I spent a Saturday on HackTheBox. I'd been reading security write-ups for months - the kind where someone walks through compromising a machine step by step, explaining the reasoning at each stage. The write-ups made it look methodical. Find the open ports, identify the services, look for known vulnerabilities or misconfigurations, get a shell, escalate privileges, capture the flag. A process.
I picked a beginner-rated machine and assumed "beginner" meant I'd be able to make progress without too much struggle. I was wrong about what beginner means in this context.
What enumeration actually involves
The first phase is enumeration - mapping what's running on the target. I knew this conceptually. Run a port scan, see what services are listening, figure out what versions they're running. In practice, I spent the first hour not knowing what to do with the output I was getting.

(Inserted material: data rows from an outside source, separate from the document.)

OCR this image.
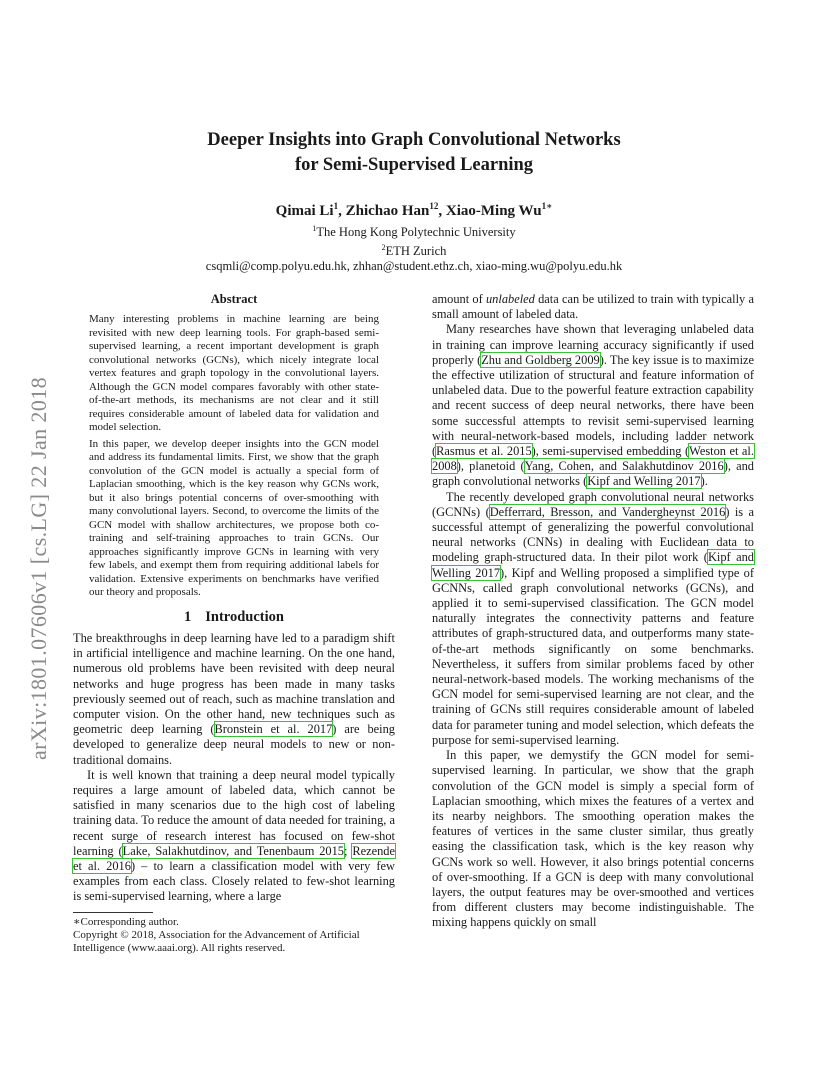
arXiv:1801.07606v1 [cs.LG] 22 Jan 2018
Deeper Insights into Graph Convolutional Networks
for Semi-Supervised Learning
Qimai Li$^1$, Zhichao Han$^{12}$, Xiao-Ming $Wu^{1∗}$
$^1$The Hong Kong Polytechnic University
$^2$ETH Zurich
csqmli@comp.polyu.edu.hk, zhhan@student.ethz.ch, xiao-ming.wu@polyu.edu.hk
Abstract

Many interesting problems in machine learning are being revisited with new deep learning tools. For graph-based semi-supervised learning, a recent important development is graph convolutional networks (GCNs), which nicely integrate local vertex features and graph topology in the convolutional layers. Although the GCN model compares favorably with other state-of-the-art methods, its mechanisms are not clear and it still requires considerable amount of labeled data for validation and model selection.

In this paper, we develop deeper insights into the GCN model and address its fundamental limits. First, we show that the graph convolution of the GCN model is actually a special form of Laplacian smoothing, which is the key reason why GCNs work, but it also brings potential concerns of over-smoothing with many convolutional layers. Second, to overcome the limits of the GCN model with shallow architectures, we propose both co-training and self-training approaches to train GCNs. Our approaches significantly improve GCNs in learning with very few labels, and exempt them from requiring additional labels for validation. Extensive experiments on benchmarks have verified our theory and proposals.

1 Introduction

The breakthroughs in deep learning have led to a paradigm shift in artificial intelligence and machine learning. On the one hand, numerous old problems have been revisited with deep neural networks and huge progress has been made in many tasks previously seemed out of reach, such as machine translation and computer vision. On the other hand, new techniques such as geometric deep learning (Bronstein et al. 2017) are being developed to generalize deep neural models to new or non-traditional domains.

It is well known that training a deep neural model typically requires a large amount of labeled data, which cannot be satisfied in many scenarios due to the high cost of labeling training data. To reduce the amount of data needed for training, a recent surge of research interest has focused on few-shot learning (Lake, Salakhutdinov, and Tenenbaum 2015; Rezende et al. 2016) – to learn a classification model with very few examples from each class. Closely related to few-shot learning is semi-supervised learning, where a large

∗Corresponding author.

Copyright © 2018, Association for the Advancement of Artificial Intelligence (www.aaai.org). All rights reserved.

amount of unlabeled data can be utilized to train with typically a small amount of labeled data.

Many researches have shown that leveraging unlabeled data in training can improve learning accuracy significantly if used properly (Zhu and Goldberg 2009). The key issue is to maximize the effective utilization of structural and feature information of unlabeled data. Due to the powerful feature extraction capability and recent success of deep neural networks, there have been some successful attempts to revisit semi-supervised learning with neural-network-based models, including ladder network (Rasmus et al. 2015), semi-supervised embedding (Weston et al. 2008), planetoid (Yang, Cohen, and Salakhutdinov 2016), and graph convolutional networks (Kipf and Welling 2017).

The recently developed graph convolutional neural networks (GCNNs) (Defferrard, Bresson, and Vandergheynst 2016) is a successful attempt of generalizing the powerful convolutional neural networks (CNNs) in dealing with Euclidean data to modeling graph-structured data. In their pilot work (Kipf and Welling 2017), Kipf and Welling proposed a simplified type of GCNNs, called graph convolutional networks (GCNs), and applied it to semi-supervised classification. The GCN model naturally integrates the connectivity patterns and feature attributes of graph-structured data, and outperforms many state-of-the-art methods significantly on some benchmarks. Nevertheless, it suffers from similar problems faced by other neural-network-based models. The working mechanisms of the GCN model for semi-supervised learning are not clear, and the training of GCNs still requires considerable amount of labeled data for parameter tuning and model selection, which defeats the purpose for semi-supervised learning.

In this paper, we demystify the GCN model for semi-supervised learning. In particular, we show that the graph convolution of the GCN model is simply a special form of Laplacian smoothing, which mixes the features of a vertex and its nearby neighbors. The smoothing operation makes the features of vertices in the same cluster similar, thus greatly easing the classification task, which is the key reason why GCNs work so well. However, it also brings potential concerns of over-smoothing. If a GCN is deep with many convolutional layers, the output features may be over-smoothed and vertices from different clusters may become indistinguishable. The mixing happens quickly on small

The port scan came back with a few open ports. I could see that port 80 was open (HTTP), port 22 (SSH), and a couple of others I didn't immediately recognize. I knew HTTP and SSH. The others I had to look up. One of them turned out to be a service with a known vulnerability in a specific version - but I didn't know to check the version, and I didn't know that checking the version was the next step. I kept looking at the HTTP service because that's what I knew.
What I was missing wasn't technical knowledge exactly. I knew what a port was. I knew what a service was. I knew what a CVE was. What I was missing was the mental model of how these things connect - the instinct that says "this port, this service, check the version, cross-reference against known vulnerabilities." That instinct comes from repetition. You can't read your way to it.
The person who wrote the write-up I eventually looked at saw the same output I saw and immediately knew the attack path. Not because they knew more facts than me, but because they'd seen that pattern dozens of times. The open port was a signal to them. To me it was just a number.
The privilege escalation part
I eventually got a low-privilege shell on the machine - with significant help from the write-up. The next step was privilege escalation: finding a way to go from a limited user account to root. This is where I found the conceptual gap most interesting.
The technique that worked involved a misconfigured SUID binary - a program that runs with elevated permissions regardless of who executes it. The specific binary had a known way to spawn a shell, and because it ran as root, the shell it spawned was a root shell. I understood why this worked once I read the explanation. The binary runs as root, it can be made to execute arbitrary commands, therefore you can execute arbitrary commands as root. The logic is clear.
What I couldn't have found on my own was the binary. There are dozens of SUID binaries on a typical Linux system. Most of them are there for legitimate reasons and aren't exploitable. Knowing which ones to look at, and knowing the specific techniques for each one, is a body of knowledge that takes time to build. I knew the concept of SUID. I didn't know the catalog of exploitable binaries and their techniques.
What I actually took away
I finished the machine with the write-up open the whole time. It felt less like solving a puzzle and more like following a recipe I didn't fully understand. But I came away with something more concrete than I'd had before.
Reading security write-ups, I'd understood the concepts abstractly. After spending a Saturday actually doing it badly, I understood the texture of the work differently. Enumeration isn't just "scan the ports" - it's a systematic process of building a picture of the attack surface, and the skill is knowing what each piece of information implies about what to look for next. Privilege escalation isn't just "find a misconfiguration" - it's knowing the specific misconfigurations that are common and exploitable, which is a catalog you build through practice.
The gap between knowing the concepts and being able to execute is larger than I'd appreciated. This is true in most technical domains, but security is particularly unforgiving about it because the feedback loop is binary. Either you get the shell or you don't. There's no partial credit for understanding the theory.
Why this changed how I think about security requirements
I'm not going to become a security researcher. That's not the point. The point is that spending a Saturday genuinely struggling with a beginner machine gave me a more grounded intuition about what security work actually involves.
When I write specs now and I'm thinking about attack surface, I think about it differently. Not "we should make this secure" but "what does an attacker see when they enumerate this service? What version information are we exposing? What does the error message reveal about the underlying technology?" Those are questions I can ask because I spent a few hours trying to answer them from the attacker's side, badly.
It also gave me more respect for the security engineers I work with. The pattern recognition they have - the ability to look at a system and immediately see the likely attack paths - is a skill that took years to build. When they flag something as a security concern, I take it seriously in a way I might not have before I understood how much expertise goes into identifying those concerns in the first place.